Certain days of the week and the type of cargo pose greater risks for theft. Weekends are the riskiest, with more thefts occurring on Sunday than any other day of the week. Over half the thefts in one three-year period occurred on the weekends.
Consumer electronics, food, and apparel were the top three loads stolen, as cited in that study.
Train drivers to avoid rest areas and truck stops when possible. In that same study, 39 percent of the thefts occurred in these locations, with 27 percent occurring at yards operated by trucking or rail companies or steamship lines.
While hijackings represented just 3 percent of losses, it's vital to train your drivers how to respond appropriately if they are hijacked -- good training may save their lives. International Management Assistance Corporation offers a course for drivers designed to increase their awareness about truck hijacking.

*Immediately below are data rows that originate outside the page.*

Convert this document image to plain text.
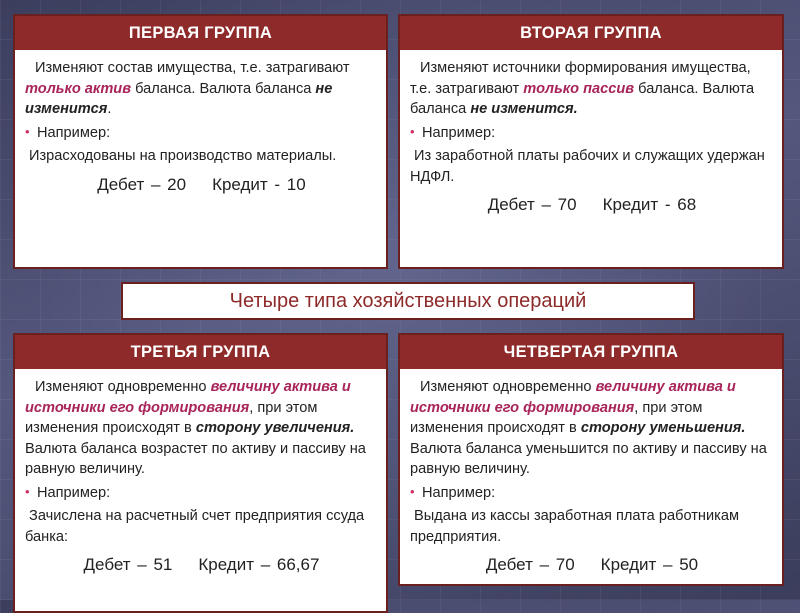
ПЕРВАЯ ГРУППА

Изменяют состав имущества, т.е. затрагивают только актив баланса. Валюта баланса не изменится.

• Например:

Израсходованы на производство материалы.

Дебет – 20 Кредит - 10
ВТОРАЯ ГРУППА

Изменяют источники формирования имущества, т.е. затрагивают только пассив баланса. Валюта баланса не изменится.

• Например:

Из заработной платы рабочих и служащих удержан НДФЛ.

Дебет – 70 Кредит - 68
Четыре типа хозяйственных операций
ТРЕТЬЯ ГРУППА

Изменяют одновременно величину актива и источники его формирования, при этом изменения происходят в сторону увеличения. Валюта баланса возрастет по активу и пассиву на равную величину.

• Например:

Зачислена на расчетный счет предприятия ссуда банка:

Дебет – 51 Кредит – 66,67
ЧЕТВЕРТАЯ ГРУППА

Изменяют одновременно величину актива и источники его формирования, при этом изменения происходят в сторону уменьшения. Валюта баланса уменьшится по активу и пассиву на равную величину.

• Например:

Выдана из кассы заработная плата работникам предприятия.

Дебет – 70 Кредит – 50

One expert stated as many as 80 percent of cargo thefts involve insiders. I spoke to former freight manager for an international shipping firm who served time in federal prison for his role in a cargo theft of electronics. He summed up the theft in these words: “The internal security was lax. Monitor those who have access to large amounts of freight,” he recommended.

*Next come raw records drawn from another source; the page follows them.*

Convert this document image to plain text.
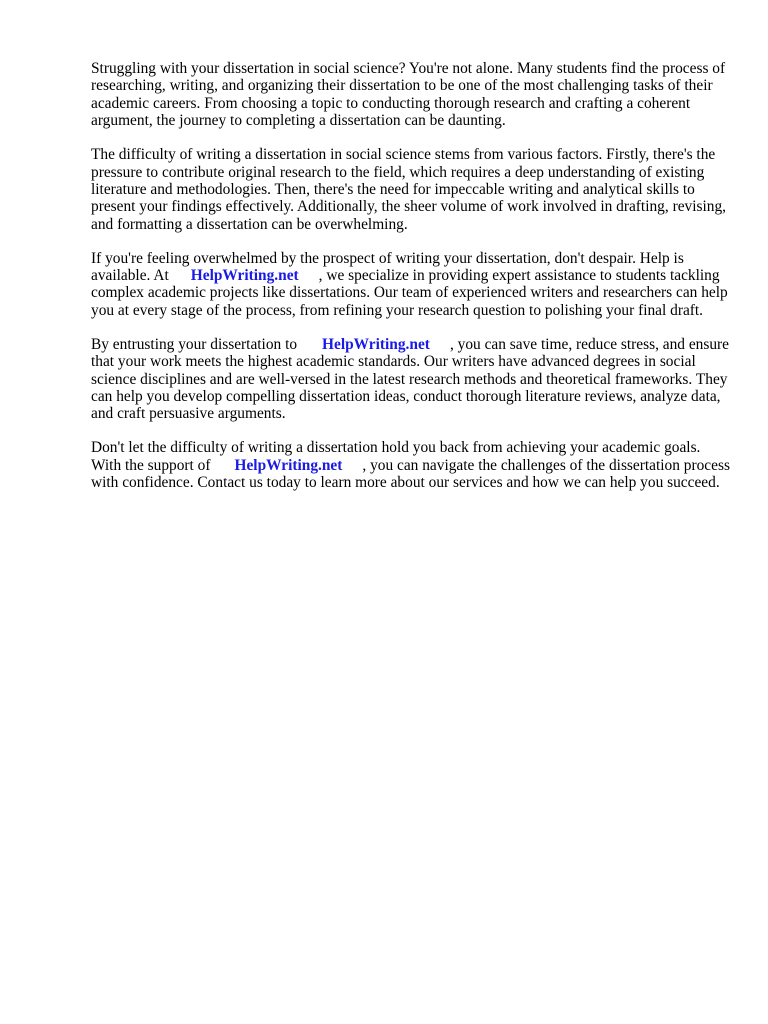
Struggling with your dissertation in social science? You're not alone. Many students find the process of researching, writing, and organizing their dissertation to be one of the most challenging tasks of their academic careers. From choosing a topic to conducting thorough research and crafting a coherent argument, the journey to completing a dissertation can be daunting.

The difficulty of writing a dissertation in social science stems from various factors. Firstly, there's the pressure to contribute original research to the field, which requires a deep understanding of existing literature and methodologies. Then, there's the need for impeccable writing and analytical skills to present your findings effectively. Additionally, the sheer volume of work involved in drafting, revising, and formatting a dissertation can be overwhelming.

If you're feeling overwhelmed by the prospect of writing your dissertation, don't despair. Help is available. At HelpWriting.net , we specialize in providing expert assistance to students tackling complex academic projects like dissertations. Our team of experienced writers and researchers can help you at every stage of the process, from refining your research question to polishing your final draft.

By entrusting your dissertation to HelpWriting.net , you can save time, reduce stress, and ensure that your work meets the highest academic standards. Our writers have advanced degrees in social science disciplines and are well-versed in the latest research methods and theoretical frameworks. They can help you develop compelling dissertation ideas, conduct thorough literature reviews, analyze data, and craft persuasive arguments.

Don't let the difficulty of writing a dissertation hold you back from achieving your academic goals. With the support of HelpWriting.net , you can navigate the challenges of the dissertation process with confidence. Contact us today to learn more about our services and how we can help you succeed.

Also examine and remain vigilant about your employees’ lifestyles and backgrounds. If you hire a person who demonstrates a solid work record but has financial problems, develops a grudge against your company, or who affiliates with criminals, your company will be at increased risk. That employee may leak critical information to those associates. Don’t simply rely on your adjuster to handle the loss; investigate each loss internally to determine if any in-house problems contributed to the theft.
Preparing for the "New Normal"
Experts predict a continued increase in cargo theft. Organized criminal enterprises face less jail time when they steal cargo than when they undertake other crimes like drug sales. To keep drivers safe, protect cargo, and reduce supply-chain disruptions, risk managers need to get used to dealing with this "new normal" for cargo-theft crimes.
Insurance is available for cargo theft and the supply chain disruption, but the most important element to cargo theft is keeping your drivers protected. It is not only your duty under OSHA to provide training for risks inherent to your work environment, it is the right thing to do.